The eight are the longest-serving inmates, all of whom are either still at Guantanamo, or have been transferred to UAE facilities. Of the eight, six were captured in the early days of groundless arbitrary  detentions. The report, based on a wealth of documents and testimony, found that the “in none of the eight cases” has the US military “been able to substantiate its accusations.” Moreover, the special boards set up to ensure only enemy combatants were detained, failed in the basic task of clearing out “obvious, multiple mistakes” from detainee files – something that all but ensured wrongful detention.

And finally, it was found that the faltering justice mechanism was unwilling to stand up to the executive: “they have failed to question what the government has asserted or protect individuals from the arbitrary power of the state,” Clark writes.
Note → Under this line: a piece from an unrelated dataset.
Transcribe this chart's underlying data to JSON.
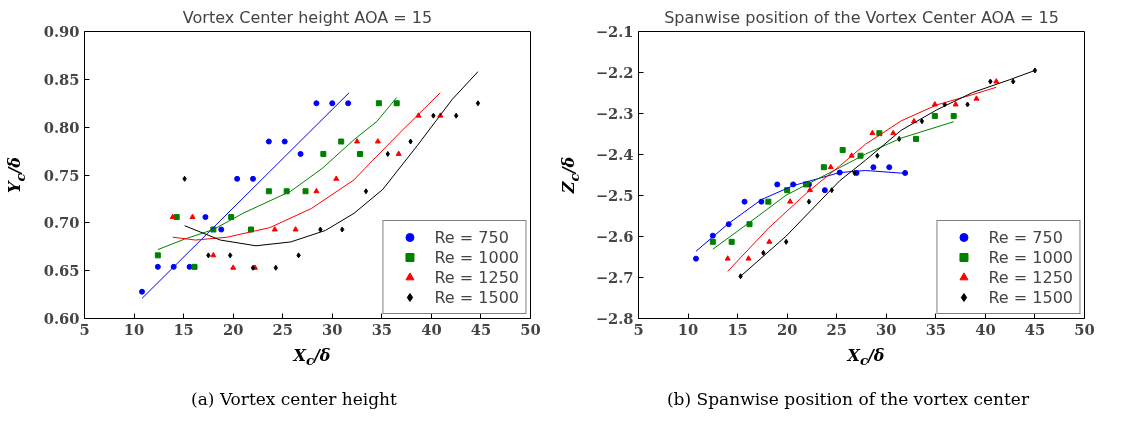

“Reading through the United States military and court documents outlining the allegations and evidence against these eight men, one enters a Kafkaesque world of strange, vague accusations, rife with hearsay, secret evidence, bad translations, gross errors of fact and testimony obtained under duress and torture,” she recounts.

The mistakes take root at the start of the conflict, when the US had used local allies to round up possible terrorists. It is anyone’s guess what methodology they had used. Quite often, an innocent would be snatched off the streets because his accuser was settling an old score, according to the study.
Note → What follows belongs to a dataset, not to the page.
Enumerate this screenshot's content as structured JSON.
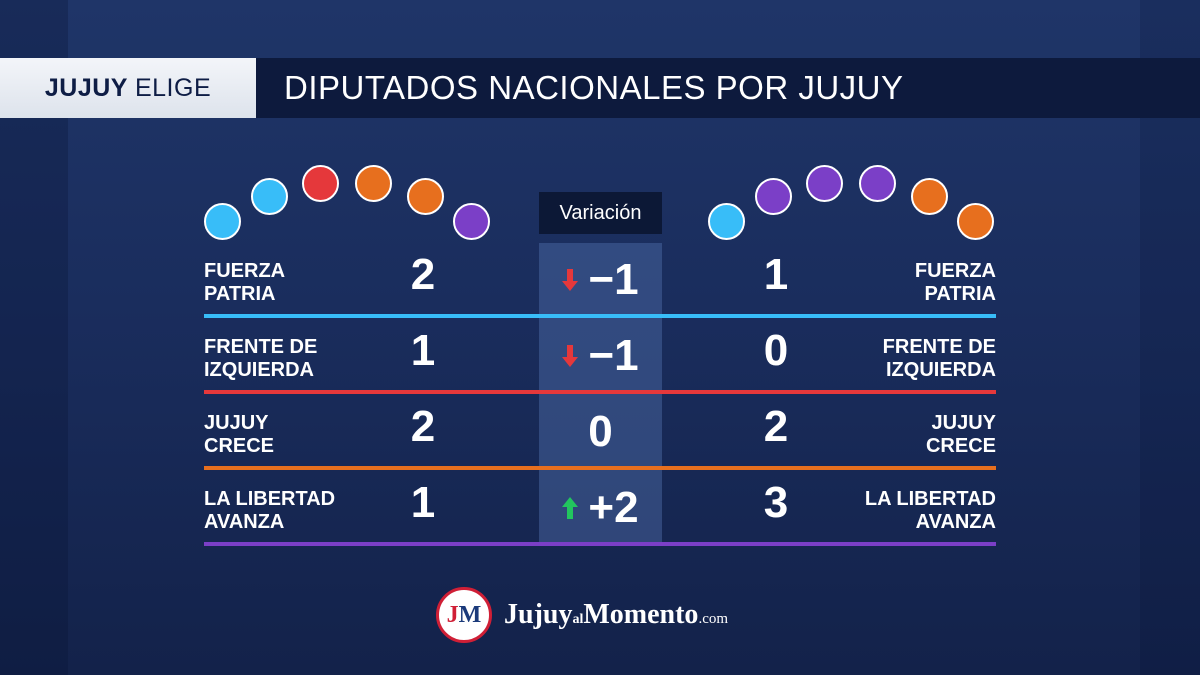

“Almost anyone could be detained,” Clark writes. To make the evidence stick, incredulous allegations were thrown  around, such as the detainee being part of one or multiple groups with connections to so and so. Clark shows “how Afghan allies of US forces were able to exploit their lack of information about the country to denounce their personal or factional enemies and get them detained.”

Before long, entire tribal villages would be stripped of men and popular anger was ignited and transformed into something else. But the US needed to justify the detentions, so was happy to go along with them.

It wasn’t until 2004, when the Supreme Court had given Guantanamo detainees the right to contest their detention that the US suddenly had to justify why they were imprisoned. In effect, a lot of the cases against them were made “retroactively”, Clark writes, as the Americans fished for connections to try and prove they were doing useful things and were within their right to arrest the Afghans.

“Meaningless strings of associations  – detainee knew X who knew Y who knew Z who knew bin Laden –[were] put forward as evidence of wrongdoing,” she says.

Back home, this approach was fueled by the need to catch the leader of Al Qaeda, and to justify the war. So the US justice system was shown to be ineffective against flimsy evidence used to keep 220 Afghans at Guantanamo. At one point, they comprised nearly a third of the prison’s 781-man population.

“The vague nature of the allegations has been aggravated by murky and changing laws, shifting interpretations of the law and the Byzantine way US governments, courts and military review boards have dealt with the detainees,” Clark explains. “The military boards established by the state, purportedly to ensure the US was only holding actual combatants and only those who were dangerous to the US or its allies, utterly failed to question the claims made to them.”

The resulting “factual errors” and “case filed rife with contradictions” were commonplace. Not to mention charges that included offenses never even described by law. Military trials and habeas corpus petitions were all held up by procedure; new evidence was introduced without proper process, with a lot of it simply being kept from the defendants and public alike – in some cases from those who had clearance. On top of that, hearsay and statements made under duress or torture had been commonplace evidence at the hearings.

The judges “did not know which system of law they had to apply,” because this process did not resemble anything they’d had to deal with previously.

“Viewing the US detention regime through the lens of the Afghan experience in Guantánamo raises broader questions about the effectiveness of US intelligence and justice. This study’s ‘deep dive’ into the Afghan files by a country expert has revealed multiple, obvious and persistent flaws in the intelligence which left men detained for more than a decade. Is this the case for the intelligence behind the detention of other nationalities also?”, Clark asks. In her view, the power to arbitrarily detain has only resulted in “gross miscarriages of justice” against the victims and their families.